Federal spending cuts coupled with Federal tax rate cuts—they’re win-win for our economy and our nation, if only the Progressive-Democratic Party politicians in Congress and the White House would get out of the way.

Caveat Emptor

In a Wall Street Journal editorial centered on the rule-making moves by the Biden administration’s Consumer Financial Protection Bureau and Federal Trade Commission to cap or to outright ban so-called junk fees, there’s this tidbit offered in all seriousness by the FTC’s Lina Khan (the WSJ didn’t directly attribute this to her, but she’s the FTC’s Chair, so the tidbit wasn’t offered without her prior permission):

Consumers who select and travel to dealerships based on an advertised offer, only to learn late in the process (if at all) that the advertised offer does not apply, have often spent hours trying to purchase a car[.]

This, of course, is nonsense. Every car maker in the US, from “ordinary” car makers and dealers to luxury car makers and dealers, offer on their Web sites options to “build your car” for every model on offer, and the build options present every option available to the model along with the effect of option’s inclusion or removal on the car’s final price. Consumers who select and travel to dealerships, even if the selection is originally based on an advertised offer, will have already built their going-in preferred model and have their eyes wide-open to counteroffers and to other options offered or no longer available—together with their costs and savings identified during those discussions.
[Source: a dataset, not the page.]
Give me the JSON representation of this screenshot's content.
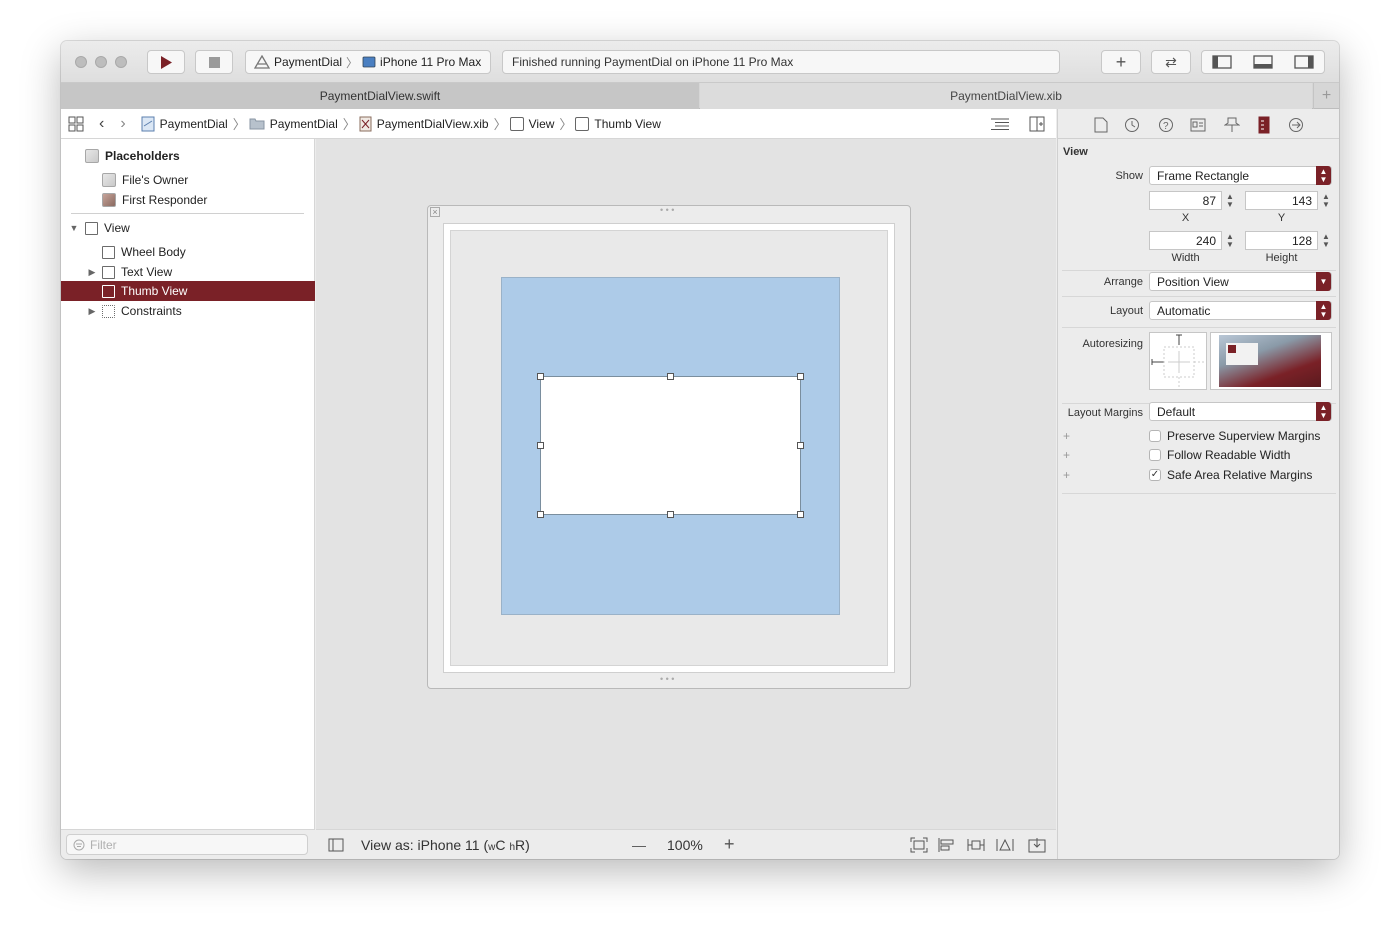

These proposed rules are nothing more than Government attempting to dictate to businesses how they must operate and to us average Americans what we will be permitted to buy. And that’s not just the exampled car-buying, it’s how this government wants to control how we do our banking, our investing, how we and our businesses in general operate in an economy.

Maybe it’s not caveat emptor. Maybe it’s cave imperium that we should operate under.
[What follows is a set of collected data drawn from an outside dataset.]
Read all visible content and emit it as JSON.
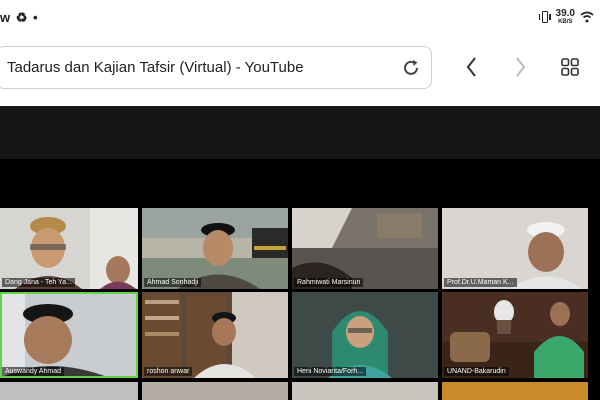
{
  "status_bar": {
    "left_icons": [
      "w",
      "♻",
      "•"
    ],
    "net_speed_value": "39.0",
    "net_speed_unit": "KB/S"
  },
  "address_bar": {
    "page_title": "Tadarus dan Kajian Tafsir (Virtual) - YouTube"
  },
  "participants": [
    {
      "name": "Dang Jana - Teh Ya..."
    },
    {
      "name": ""
    },
    {
      "name": "Ahmad Sonhadji"
    },
    {
      "name": "Rahmiwati Marsinun"
    },
    {
      "name": "Prof.Dr.U.Maman K..."
    },
    {
      "name": "Auswandy Ahmad"
    },
    {
      "name": "roshon anwar"
    },
    {
      "name": "Heni Noviarita/Forh..."
    },
    {
      "name": "UNAND-Bakarudin"
    }
  ]
}
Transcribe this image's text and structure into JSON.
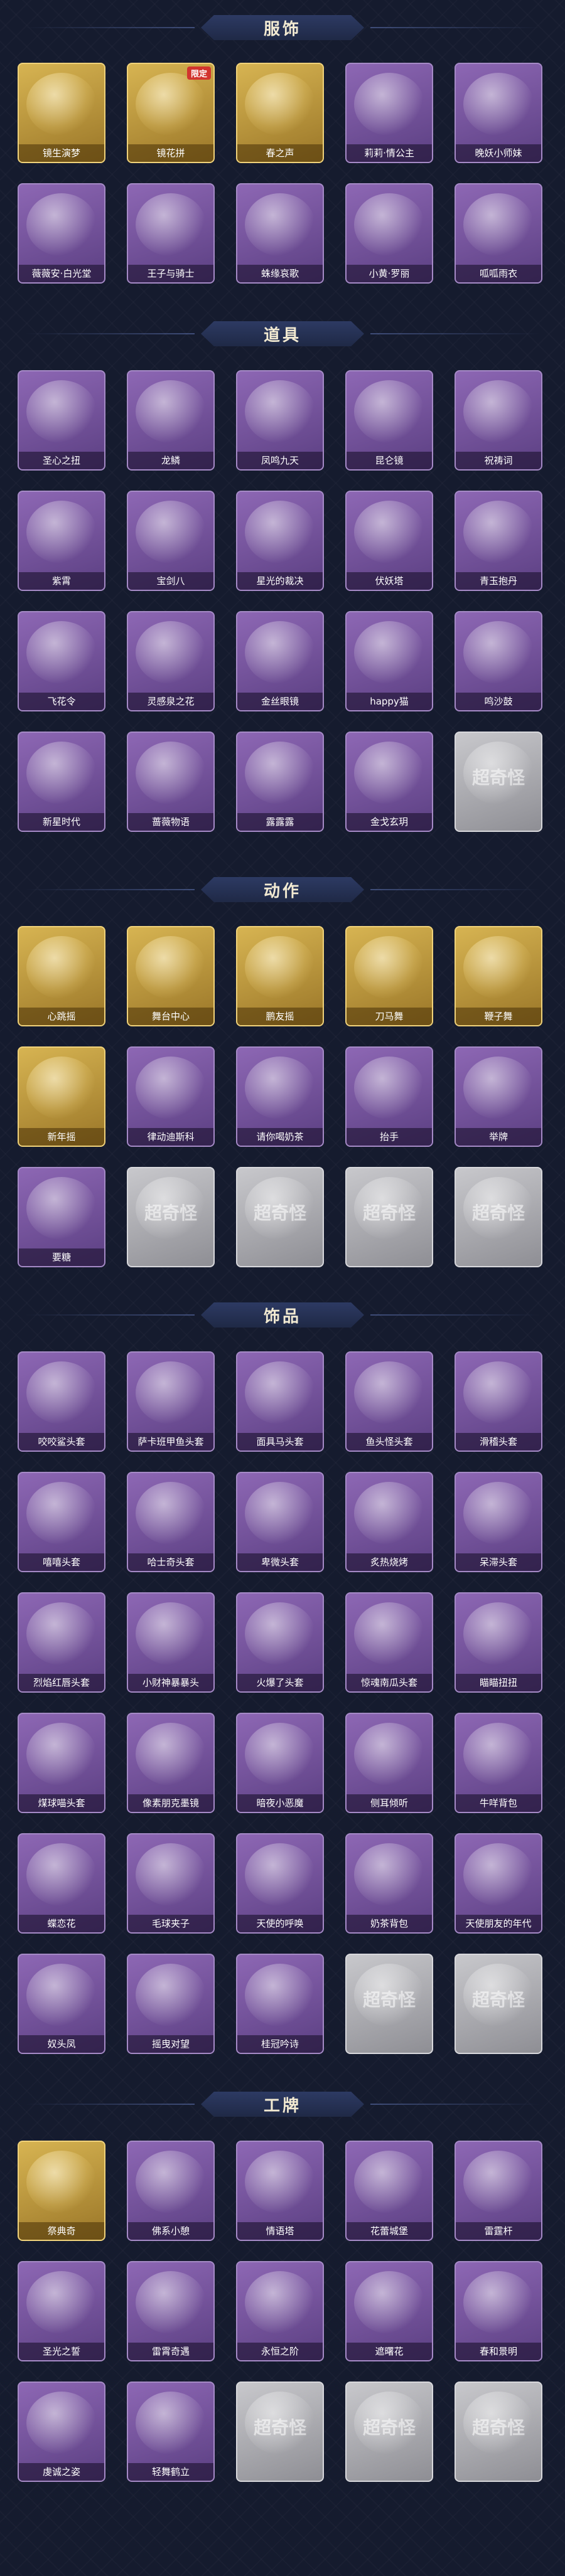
{
  "sections": [
    {
      "id": "clothing",
      "title": "服饰",
      "items": [
        {
          "label": "镜生演梦",
          "style": "gold",
          "tag": "",
          "icon": "costume-icon"
        },
        {
          "label": "镜花拼",
          "style": "gold",
          "tag": "限定",
          "icon": "costume-icon"
        },
        {
          "label": "春之声",
          "style": "gold",
          "tag": "",
          "icon": "costume-icon"
        },
        {
          "label": "莉莉·情公主",
          "style": "purple",
          "tag": "",
          "icon": "costume-icon"
        },
        {
          "label": "晚妖小师妹",
          "style": "purple",
          "tag": "",
          "icon": "costume-icon"
        },
        {
          "label": "薇薇安·白光堂",
          "style": "purple",
          "tag": "",
          "icon": "costume-icon"
        },
        {
          "label": "王子与骑士",
          "style": "purple",
          "tag": "",
          "icon": "costume-icon"
        },
        {
          "label": "蛛缘哀歌",
          "style": "purple",
          "tag": "",
          "icon": "costume-icon"
        },
        {
          "label": "小黄·罗丽",
          "style": "purple",
          "tag": "",
          "icon": "costume-icon"
        },
        {
          "label": "呱呱雨衣",
          "style": "purple",
          "tag": "",
          "icon": "costume-icon"
        }
      ]
    },
    {
      "id": "props",
      "title": "道具",
      "items": [
        {
          "label": "圣心之扭",
          "style": "purple",
          "tag": "",
          "icon": "prop-icon"
        },
        {
          "label": "龙鳞",
          "style": "purple",
          "tag": "",
          "icon": "prop-icon"
        },
        {
          "label": "凤鸣九天",
          "style": "purple",
          "tag": "",
          "icon": "prop-icon"
        },
        {
          "label": "昆仑镜",
          "style": "purple",
          "tag": "",
          "icon": "prop-icon"
        },
        {
          "label": "祝祷词",
          "style": "purple",
          "tag": "",
          "icon": "prop-icon"
        },
        {
          "label": "紫霄",
          "style": "purple",
          "tag": "",
          "icon": "prop-icon"
        },
        {
          "label": "宝剑八",
          "style": "purple",
          "tag": "",
          "icon": "prop-icon"
        },
        {
          "label": "星光的裁决",
          "style": "purple",
          "tag": "",
          "icon": "prop-icon"
        },
        {
          "label": "伏妖塔",
          "style": "purple",
          "tag": "",
          "icon": "prop-icon"
        },
        {
          "label": "青玉抱丹",
          "style": "purple",
          "tag": "",
          "icon": "prop-icon"
        },
        {
          "label": "飞花令",
          "style": "purple",
          "tag": "",
          "icon": "prop-icon"
        },
        {
          "label": "灵感泉之花",
          "style": "purple",
          "tag": "",
          "icon": "prop-icon"
        },
        {
          "label": "金丝眼镜",
          "style": "purple",
          "tag": "",
          "icon": "prop-icon"
        },
        {
          "label": "happy猫",
          "style": "purple",
          "tag": "",
          "icon": "prop-icon"
        },
        {
          "label": "鸣沙鼓",
          "style": "purple",
          "tag": "",
          "icon": "prop-icon"
        },
        {
          "label": "新星时代",
          "style": "purple",
          "tag": "",
          "icon": "prop-icon"
        },
        {
          "label": "蔷薇物语",
          "style": "purple",
          "tag": "",
          "icon": "prop-icon"
        },
        {
          "label": "露露露",
          "style": "purple",
          "tag": "",
          "icon": "prop-icon"
        },
        {
          "label": "金戈玄玥",
          "style": "purple",
          "tag": "",
          "icon": "prop-icon"
        },
        {
          "label": "",
          "style": "empty",
          "tag": "",
          "icon": "placeholder-icon"
        }
      ]
    },
    {
      "id": "actions",
      "title": "动作",
      "items": [
        {
          "label": "心跳摇",
          "style": "gold",
          "tag": "",
          "icon": "pose-icon"
        },
        {
          "label": "舞台中心",
          "style": "gold",
          "tag": "",
          "icon": "pose-icon"
        },
        {
          "label": "鹏友摇",
          "style": "gold",
          "tag": "",
          "icon": "pose-icon"
        },
        {
          "label": "刀马舞",
          "style": "gold",
          "tag": "",
          "icon": "pose-icon"
        },
        {
          "label": "鞭子舞",
          "style": "gold",
          "tag": "",
          "icon": "pose-icon"
        },
        {
          "label": "新年摇",
          "style": "gold",
          "tag": "",
          "icon": "pose-icon"
        },
        {
          "label": "律动迪斯科",
          "style": "purple",
          "tag": "",
          "icon": "pose-icon"
        },
        {
          "label": "请你喝奶茶",
          "style": "purple",
          "tag": "",
          "icon": "pose-icon"
        },
        {
          "label": "抬手",
          "style": "purple",
          "tag": "",
          "icon": "pose-icon"
        },
        {
          "label": "举牌",
          "style": "purple",
          "tag": "",
          "icon": "pose-icon"
        },
        {
          "label": "要糖",
          "style": "purple",
          "tag": "",
          "icon": "pose-icon"
        },
        {
          "label": "",
          "style": "empty",
          "tag": "",
          "icon": "placeholder-icon"
        },
        {
          "label": "",
          "style": "empty",
          "tag": "",
          "icon": "placeholder-icon"
        },
        {
          "label": "",
          "style": "empty",
          "tag": "",
          "icon": "placeholder-icon"
        },
        {
          "label": "",
          "style": "empty",
          "tag": "",
          "icon": "placeholder-icon"
        }
      ]
    },
    {
      "id": "accessories",
      "title": "饰品",
      "items": [
        {
          "label": "咬咬鲨头套",
          "style": "purple",
          "tag": "",
          "icon": "headgear-icon"
        },
        {
          "label": "萨卡班甲鱼头套",
          "style": "purple",
          "tag": "",
          "icon": "headgear-icon"
        },
        {
          "label": "面具马头套",
          "style": "purple",
          "tag": "",
          "icon": "headgear-icon"
        },
        {
          "label": "鱼头怪头套",
          "style": "purple",
          "tag": "",
          "icon": "headgear-icon"
        },
        {
          "label": "滑稽头套",
          "style": "purple",
          "tag": "",
          "icon": "headgear-icon"
        },
        {
          "label": "嘻嘻头套",
          "style": "purple",
          "tag": "",
          "icon": "headgear-icon"
        },
        {
          "label": "哈士奇头套",
          "style": "purple",
          "tag": "",
          "icon": "headgear-icon"
        },
        {
          "label": "卑微头套",
          "style": "purple",
          "tag": "",
          "icon": "headgear-icon"
        },
        {
          "label": "炙热烧烤",
          "style": "purple",
          "tag": "",
          "icon": "headgear-icon"
        },
        {
          "label": "呆滞头套",
          "style": "purple",
          "tag": "",
          "icon": "headgear-icon"
        },
        {
          "label": "烈焰红唇头套",
          "style": "purple",
          "tag": "",
          "icon": "headgear-icon"
        },
        {
          "label": "小财神暴暴头",
          "style": "purple",
          "tag": "",
          "icon": "headgear-icon"
        },
        {
          "label": "火爆了头套",
          "style": "purple",
          "tag": "",
          "icon": "headgear-icon"
        },
        {
          "label": "惊魂南瓜头套",
          "style": "purple",
          "tag": "",
          "icon": "headgear-icon"
        },
        {
          "label": "瞄瞄扭扭",
          "style": "purple",
          "tag": "",
          "icon": "headgear-icon"
        },
        {
          "label": "煤球喵头套",
          "style": "purple",
          "tag": "",
          "icon": "headgear-icon"
        },
        {
          "label": "像素朋克墨镜",
          "style": "purple",
          "tag": "",
          "icon": "headgear-icon"
        },
        {
          "label": "暗夜小恶魔",
          "style": "purple",
          "tag": "",
          "icon": "headgear-icon"
        },
        {
          "label": "侧耳倾听",
          "style": "purple",
          "tag": "",
          "icon": "headgear-icon"
        },
        {
          "label": "牛咩背包",
          "style": "purple",
          "tag": "",
          "icon": "headgear-icon"
        },
        {
          "label": "蝶恋花",
          "style": "purple",
          "tag": "",
          "icon": "headgear-icon"
        },
        {
          "label": "毛球夹子",
          "style": "purple",
          "tag": "",
          "icon": "headgear-icon"
        },
        {
          "label": "天使的呼唤",
          "style": "purple",
          "tag": "",
          "icon": "headgear-icon"
        },
        {
          "label": "奶茶背包",
          "style": "purple",
          "tag": "",
          "icon": "headgear-icon"
        },
        {
          "label": "天使朋友的年代",
          "style": "purple",
          "tag": "",
          "icon": "headgear-icon"
        },
        {
          "label": "奴头凤",
          "style": "purple",
          "tag": "",
          "icon": "headgear-icon"
        },
        {
          "label": "摇曳对望",
          "style": "purple",
          "tag": "",
          "icon": "headgear-icon"
        },
        {
          "label": "桂冠吟诗",
          "style": "purple",
          "tag": "",
          "icon": "headgear-icon"
        },
        {
          "label": "",
          "style": "empty",
          "tag": "",
          "icon": "placeholder-icon"
        },
        {
          "label": "",
          "style": "empty",
          "tag": "",
          "icon": "placeholder-icon"
        }
      ]
    },
    {
      "id": "badges",
      "title": "工牌",
      "items": [
        {
          "label": "祭典奇",
          "style": "gold",
          "tag": "",
          "icon": "card-icon"
        },
        {
          "label": "佛系小憩",
          "style": "purple",
          "tag": "",
          "icon": "card-icon"
        },
        {
          "label": "情语塔",
          "style": "purple",
          "tag": "",
          "icon": "card-icon"
        },
        {
          "label": "花蕾城堡",
          "style": "purple",
          "tag": "",
          "icon": "card-icon"
        },
        {
          "label": "雷霆杆",
          "style": "purple",
          "tag": "",
          "icon": "card-icon"
        },
        {
          "label": "圣光之誓",
          "style": "purple",
          "tag": "",
          "icon": "card-icon"
        },
        {
          "label": "雷霄奇遇",
          "style": "purple",
          "tag": "",
          "icon": "card-icon"
        },
        {
          "label": "永恒之阶",
          "style": "purple",
          "tag": "",
          "icon": "card-icon"
        },
        {
          "label": "遮曙花",
          "style": "purple",
          "tag": "",
          "icon": "card-icon"
        },
        {
          "label": "春和景明",
          "style": "purple",
          "tag": "",
          "icon": "card-icon"
        },
        {
          "label": "虔诚之姿",
          "style": "purple",
          "tag": "",
          "icon": "card-icon"
        },
        {
          "label": "轻舞鹤立",
          "style": "purple",
          "tag": "",
          "icon": "card-icon"
        },
        {
          "label": "",
          "style": "empty",
          "tag": "",
          "icon": "placeholder-icon"
        },
        {
          "label": "",
          "style": "empty",
          "tag": "",
          "icon": "placeholder-icon"
        },
        {
          "label": "",
          "style": "empty",
          "tag": "",
          "icon": "placeholder-icon"
        }
      ]
    }
  ],
  "placeholder_watermark": "超奇怪",
  "colors": {
    "background": "#151b2e",
    "header_badge": "#2d3a63",
    "header_text": "#f2ead2",
    "card_purple": "#8d67b4",
    "card_gold": "#d7b452",
    "card_empty": "#c8c8cc",
    "tag_red": "#d2342e"
  }
}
Debt Ceiling “Negotiating”

In a Wall Street Journal op-ed centered on ways to “save” Social Security and Medicare, Progressive Policy Institute‘s Director of the Center for Funding America’s Future, Ben Ritz, opened with this bit for his lede:

The Biden administration has sensibly rejected attempts by some far-right Republicans to hold the full faith and credit of the US hostage in exchange for spending cuts. The administration now must show it will be open to good-faith budget negotiations after the impasse over the federal debt limit is resolved.

Leave it to a Left-winger to say, once again, “Trust us.”

No. Debt limits are reached and need lifting because of prior spending excesses.  And continued spending excesses because there follow no “good faith” budget negotiations from the political Left after the impasses. The current debt-ceiling is no exception.

It is the Progressive-Democratic Party politicians, from the White House on into both houses of Congress, who are holding our nation’s credit-worthiness and our economy as a whole hostage against their demand to continue their profligate spending.

The debt ceiling cannot be lifted, sensibly, without being paired with actual spending cuts (not reduced rates of increase) as part of the package so as to obviate future need to raise the limit once again.

If the Progressive-Democrats were serious about our credit-worthiness and our economy, they’d get out of the way of serious negotiations.